Resolution
In code the assignment rule is a IdentitySelector object and the filter is a CompoundFilter object. What you enter in the UI if you try to make a filter is the XML for a CompoundFilter. The reason this is more complex than profile filters is because there is more than one application in play here, the assignment rule can use combinations of attributes from all application links as well as identity attributes. The following is a collection of information gathered regarding these types of filters.

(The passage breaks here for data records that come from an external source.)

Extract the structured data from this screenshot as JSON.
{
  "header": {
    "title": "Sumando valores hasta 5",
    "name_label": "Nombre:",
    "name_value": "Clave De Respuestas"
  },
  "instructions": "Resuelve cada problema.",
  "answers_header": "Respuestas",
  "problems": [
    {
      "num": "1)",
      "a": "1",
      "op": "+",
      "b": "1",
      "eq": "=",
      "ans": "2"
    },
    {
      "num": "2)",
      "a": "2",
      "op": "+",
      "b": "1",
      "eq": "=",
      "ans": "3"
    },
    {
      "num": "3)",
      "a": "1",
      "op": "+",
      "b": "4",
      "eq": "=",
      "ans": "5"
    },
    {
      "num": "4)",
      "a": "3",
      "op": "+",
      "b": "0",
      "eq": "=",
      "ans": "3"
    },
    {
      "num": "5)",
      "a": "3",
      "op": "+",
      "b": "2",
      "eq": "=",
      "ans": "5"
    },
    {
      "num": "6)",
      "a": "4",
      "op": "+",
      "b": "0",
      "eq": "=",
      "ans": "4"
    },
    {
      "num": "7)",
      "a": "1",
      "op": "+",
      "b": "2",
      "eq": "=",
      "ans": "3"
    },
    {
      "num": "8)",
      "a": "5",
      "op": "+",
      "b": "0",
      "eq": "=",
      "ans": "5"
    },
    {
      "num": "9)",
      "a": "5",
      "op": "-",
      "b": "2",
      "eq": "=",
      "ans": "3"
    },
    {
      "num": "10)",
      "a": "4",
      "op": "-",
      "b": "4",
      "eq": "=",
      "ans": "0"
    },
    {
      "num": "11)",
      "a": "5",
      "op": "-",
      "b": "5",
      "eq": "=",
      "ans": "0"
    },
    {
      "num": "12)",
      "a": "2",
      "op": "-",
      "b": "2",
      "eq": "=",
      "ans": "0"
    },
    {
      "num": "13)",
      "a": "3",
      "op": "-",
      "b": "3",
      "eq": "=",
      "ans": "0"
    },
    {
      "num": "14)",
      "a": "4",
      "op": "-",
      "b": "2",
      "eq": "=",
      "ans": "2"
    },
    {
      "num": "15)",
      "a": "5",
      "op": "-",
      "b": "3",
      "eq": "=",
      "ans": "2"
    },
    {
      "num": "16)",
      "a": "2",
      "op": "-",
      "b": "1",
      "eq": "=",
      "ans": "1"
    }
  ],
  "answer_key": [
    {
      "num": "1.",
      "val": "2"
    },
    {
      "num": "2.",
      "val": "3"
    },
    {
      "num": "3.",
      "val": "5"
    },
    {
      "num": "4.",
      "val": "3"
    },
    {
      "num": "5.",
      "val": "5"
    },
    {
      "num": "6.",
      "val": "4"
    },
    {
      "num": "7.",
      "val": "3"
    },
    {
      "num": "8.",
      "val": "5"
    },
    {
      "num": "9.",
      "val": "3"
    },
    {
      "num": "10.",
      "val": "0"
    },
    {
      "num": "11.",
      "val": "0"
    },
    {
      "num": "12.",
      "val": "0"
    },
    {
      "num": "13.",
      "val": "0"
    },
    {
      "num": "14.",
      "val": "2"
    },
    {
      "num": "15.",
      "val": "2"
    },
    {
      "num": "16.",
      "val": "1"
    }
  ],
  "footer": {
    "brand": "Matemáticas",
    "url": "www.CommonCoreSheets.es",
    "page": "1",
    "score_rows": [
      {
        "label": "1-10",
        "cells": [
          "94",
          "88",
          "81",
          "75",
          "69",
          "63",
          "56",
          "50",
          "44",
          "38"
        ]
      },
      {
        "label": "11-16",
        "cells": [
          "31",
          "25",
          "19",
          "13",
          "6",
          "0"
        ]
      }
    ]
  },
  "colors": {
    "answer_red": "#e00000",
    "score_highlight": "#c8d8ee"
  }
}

Here's an example of a filter, it's like XML format for the filters:
<CompoundFilter>
<Applications>
<Reference class="sailpoint.object.Application" id="4028758130badb630130badc231a0211" name="Active_Directory"/>
<Reference class="sailpoint.object.Application" id="4028758130badb630130badc24a40222" name="ERP_Global"/>
<Reference class="sailpoint.object.Application" id="4028758130badb630130badc2435021f" name="Composite_ERP_Global_Platform"/>
</Applications>
<CompositeFilter operation="AND">
<CompositeFilter operation="OR">
<Filter matchMode="ANYWHERE" operation="CONTAINS_ALL" property="1:groupmbr">
<Value>
<List>
<String>PayrollAnalysis</String>
</List>
</Value>
</Filter>
<Filter matchMode="ANYWHERE" operation="CONTAINS_ALL" property="2:groupmbr">
<Value>
<List>
<String>PayrollAnalysis</String>
</List>
</Value>
</Filter>
</CompositeFilter>
<Filter matchMode="ANYWHERE" operation="CONTAINS_ALL" property="0:groupmbr">
<Value>
<List>
<String>InvntryAnalysis</String>
</List>
</Value>
</Filter>
</CompositeFilter>
</CompoundFilter>
In the example above, the index in the property "index:groupmbr" refers to the index of the application listed at the start.
If you're writing these by hand, you may find it marginally easier to use the application name as the property prefix rather than a number. For example instead of this:
<CompoundFilter>
<Applications>
<Reference class="Application" name="Active_Directory"/>
</Applications>
<Filter matchMode="ANYWHERE" operation="CONTAINS_ALL" property="1:groupmbr">
<Value>
<List>
<String>PayrollAnalysis</String>
</List>
</Value>
</Filter>
</CompoundFilter>
You could also write this:
<CompoundFilter>
<Filter matchMode="ANYWHERE" operation="CONTAINS_ALL" property="Active_Directory:groupmbr">
<Value>
<List>
<String>PayrollAnalysis</String>
</List>
</Value>
</Filter>
</CompoundFilter>
It saves a few lines but you will lose tracking of Application renames.
Another thing you can do to make this simpler in some cases is use the "value" property of the Filter rather than the <Value> element.
These two forms are the same:
<CompoundFilter>
<Filter matchMode="ANYWHERE" operation="CONTAINS_ALL" property="Active_Directory:groupmbr">
<Value>
<List>
<String>PayrollAnalysis</String>
</List>
</Value>
</Filter>
</CompoundFilter>
<CompoundFilter>
<Filter matchMode="ANYWHERE" operation="CONTAINS_ALL" property="Active_Directory:groupmbr" value='PayrollAnalysis'/>
</CompoundFilter>
The Value/List/String stuff is only required if you need more than one value, but code that generates filters usually uses this form consistently.